A seguito della pandemia da Covid-19, sul fronte dei rapporti commerciali con la Cina la situazione va monitorata e varia da settore a settore, da impresa a impresa. Colpisce che, a seguito di un’indagine effettuata a gennaio 2020, quando non si immaginava di essere travolti dal Covid, che stava invece deflagrando nel Regno di mezzo, sei imprese su dieci si aspettassero conseguenze in tema di interscambi con il Paese del Dragone. L’indagine è stata realizzata da Promos Italia, intervistando oltre 200 imprese attive sui mercati esteri: ha fatto emergere, nell’occasione, che le conseguenze per il business delle imprese in Cina erano tangibili e la preoccupazione per l’evoluzione degli affari nei mesi successivi era alta.
Raffrontando i dati 2020 con quelli 2019 in realtà si registrano incrementi anche consistenti di rapporti commerciali tra i due antichi Paesi, in evidente controtendenza rispetto alla situazione difficile, per usare un eufemismo, vissuta da produzione e servizi, per via dei lunghi mesi di lockdown e di attività parziale. La situazione ora è diversa, con l’economia cinese che ha ripreso a marciare a ritmo sostenuto e il Paese che vede la manifattura mostrare uno stato di vivacità che fa ben sperare. Non fosse per i rincari elevatissimi delle materie prime e i ritardi nelle consegne legati a complessi meccanismi di logistica intrecciati a movimenti speculativi, si potrebbe ipotizzare un futuro senza problemi. In realtà, la pandemia ha segnato anche una differenza di atteggiamento e introdotto diffidenze, anche italiane, nei confronti delle produzioni cinesi e soprattutto del sistema politico-economico di quella nazione.

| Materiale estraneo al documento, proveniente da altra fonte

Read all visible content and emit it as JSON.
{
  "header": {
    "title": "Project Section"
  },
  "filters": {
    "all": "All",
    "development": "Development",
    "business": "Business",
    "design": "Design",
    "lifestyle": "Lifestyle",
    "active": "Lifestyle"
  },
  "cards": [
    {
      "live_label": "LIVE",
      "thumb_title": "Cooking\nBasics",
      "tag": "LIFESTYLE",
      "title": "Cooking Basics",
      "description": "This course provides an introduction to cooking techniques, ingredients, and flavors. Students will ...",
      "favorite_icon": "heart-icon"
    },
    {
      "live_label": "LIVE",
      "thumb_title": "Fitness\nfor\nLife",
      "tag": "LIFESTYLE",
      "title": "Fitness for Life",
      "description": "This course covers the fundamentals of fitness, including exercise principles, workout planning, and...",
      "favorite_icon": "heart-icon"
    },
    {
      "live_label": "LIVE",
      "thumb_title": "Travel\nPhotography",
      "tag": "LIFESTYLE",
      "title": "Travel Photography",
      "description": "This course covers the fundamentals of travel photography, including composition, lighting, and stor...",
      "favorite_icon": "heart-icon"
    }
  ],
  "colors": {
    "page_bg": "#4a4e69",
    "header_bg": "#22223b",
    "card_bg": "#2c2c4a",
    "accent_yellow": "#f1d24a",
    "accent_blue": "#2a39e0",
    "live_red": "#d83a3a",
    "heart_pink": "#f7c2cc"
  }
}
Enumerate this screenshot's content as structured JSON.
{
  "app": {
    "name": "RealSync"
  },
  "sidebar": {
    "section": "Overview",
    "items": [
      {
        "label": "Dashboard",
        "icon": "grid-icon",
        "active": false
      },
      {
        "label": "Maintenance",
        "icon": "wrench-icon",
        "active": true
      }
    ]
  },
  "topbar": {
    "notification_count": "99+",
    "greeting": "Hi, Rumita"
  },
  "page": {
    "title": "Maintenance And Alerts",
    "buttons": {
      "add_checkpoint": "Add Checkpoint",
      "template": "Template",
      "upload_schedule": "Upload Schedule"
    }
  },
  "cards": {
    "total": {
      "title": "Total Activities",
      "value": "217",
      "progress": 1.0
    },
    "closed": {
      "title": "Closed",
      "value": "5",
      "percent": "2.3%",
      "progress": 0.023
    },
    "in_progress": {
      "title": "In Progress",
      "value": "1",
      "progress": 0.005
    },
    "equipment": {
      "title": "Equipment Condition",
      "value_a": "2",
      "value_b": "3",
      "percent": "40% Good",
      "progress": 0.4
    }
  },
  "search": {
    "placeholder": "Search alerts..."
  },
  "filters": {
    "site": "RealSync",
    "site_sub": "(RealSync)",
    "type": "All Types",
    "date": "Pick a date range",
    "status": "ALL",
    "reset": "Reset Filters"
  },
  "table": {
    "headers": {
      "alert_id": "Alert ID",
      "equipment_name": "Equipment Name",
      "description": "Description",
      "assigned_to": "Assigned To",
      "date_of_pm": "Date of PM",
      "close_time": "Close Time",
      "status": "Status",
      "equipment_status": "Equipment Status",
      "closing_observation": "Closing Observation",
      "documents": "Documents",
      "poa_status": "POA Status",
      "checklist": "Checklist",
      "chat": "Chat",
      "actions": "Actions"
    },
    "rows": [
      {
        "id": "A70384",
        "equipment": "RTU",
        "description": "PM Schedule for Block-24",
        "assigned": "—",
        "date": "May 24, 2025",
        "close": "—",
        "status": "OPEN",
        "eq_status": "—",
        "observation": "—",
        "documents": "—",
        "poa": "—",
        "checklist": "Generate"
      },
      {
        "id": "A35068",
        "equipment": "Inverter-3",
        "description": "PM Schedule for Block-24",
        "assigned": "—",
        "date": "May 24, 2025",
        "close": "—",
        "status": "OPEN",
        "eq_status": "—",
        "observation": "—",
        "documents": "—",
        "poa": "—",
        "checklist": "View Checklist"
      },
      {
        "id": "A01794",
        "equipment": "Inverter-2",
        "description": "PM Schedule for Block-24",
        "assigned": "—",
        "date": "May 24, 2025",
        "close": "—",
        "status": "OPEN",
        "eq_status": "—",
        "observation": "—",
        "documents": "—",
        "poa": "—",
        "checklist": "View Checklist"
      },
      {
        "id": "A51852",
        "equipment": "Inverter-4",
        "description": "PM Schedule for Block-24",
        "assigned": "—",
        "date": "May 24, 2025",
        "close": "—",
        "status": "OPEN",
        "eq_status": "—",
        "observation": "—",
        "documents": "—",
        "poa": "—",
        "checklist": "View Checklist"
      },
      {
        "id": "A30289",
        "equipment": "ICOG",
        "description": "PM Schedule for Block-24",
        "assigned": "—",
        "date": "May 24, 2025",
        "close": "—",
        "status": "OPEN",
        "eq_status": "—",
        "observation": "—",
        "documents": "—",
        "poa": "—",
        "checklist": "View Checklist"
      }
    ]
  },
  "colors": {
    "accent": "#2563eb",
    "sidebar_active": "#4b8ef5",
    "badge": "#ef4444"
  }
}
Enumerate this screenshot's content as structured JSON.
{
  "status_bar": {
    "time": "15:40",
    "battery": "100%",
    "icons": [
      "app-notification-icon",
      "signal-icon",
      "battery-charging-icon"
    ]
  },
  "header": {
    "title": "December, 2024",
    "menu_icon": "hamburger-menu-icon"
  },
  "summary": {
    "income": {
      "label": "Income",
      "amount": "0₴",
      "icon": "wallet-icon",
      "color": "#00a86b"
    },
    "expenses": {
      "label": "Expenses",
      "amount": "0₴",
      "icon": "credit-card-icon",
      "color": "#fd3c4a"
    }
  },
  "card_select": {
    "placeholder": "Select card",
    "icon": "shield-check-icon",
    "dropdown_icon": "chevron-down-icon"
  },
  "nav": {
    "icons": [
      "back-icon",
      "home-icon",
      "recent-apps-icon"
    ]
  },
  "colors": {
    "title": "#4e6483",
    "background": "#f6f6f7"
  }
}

Il tema degli interscambi con la Cina interessa in modo particolare la Lombardia, principale partner italiano con il 37,7% del totale, e Brescia per i consistenti volumi di scambio sopra richiamati. Per lo più si esportano macchinari e si importano elettronica e tessili. In crescita l’export di prodotti farmaceutici. Il made in Brescia è presente in Cina grazie a numero ristretto di aziende che, in più di un caso, hanno anche presenza diretta, o attraverso joint-venture con realtà locali. Si tratta di aziende con strutture medio grandi e con posizioni consolidate nei rispettivi settori di appartenenza. Tra queste si possono ricordare la Beretta di Gardone Valtrompia, la Cobo di Manerbio, il Gruppo Camozzi di Brescia, la Gefran di Provaglio d’Iseo, la Gnutti Transfer di Ospitaletto, la Ivars di Vestone, la Leonessa di Carpenedolo, la OMR di Rezzato, la Omav di Rodengo Saiano e la Sabaf di Ospitaletto. Mentre in terra bresciana vi sono aziende con partecipazione di capitali cinesi, è il caso di Evolut di Castegnato, Idra di Travagliato, Metech di Calcinato e Fonte Tavina di Salò partecipata dal colosso Ganten Water.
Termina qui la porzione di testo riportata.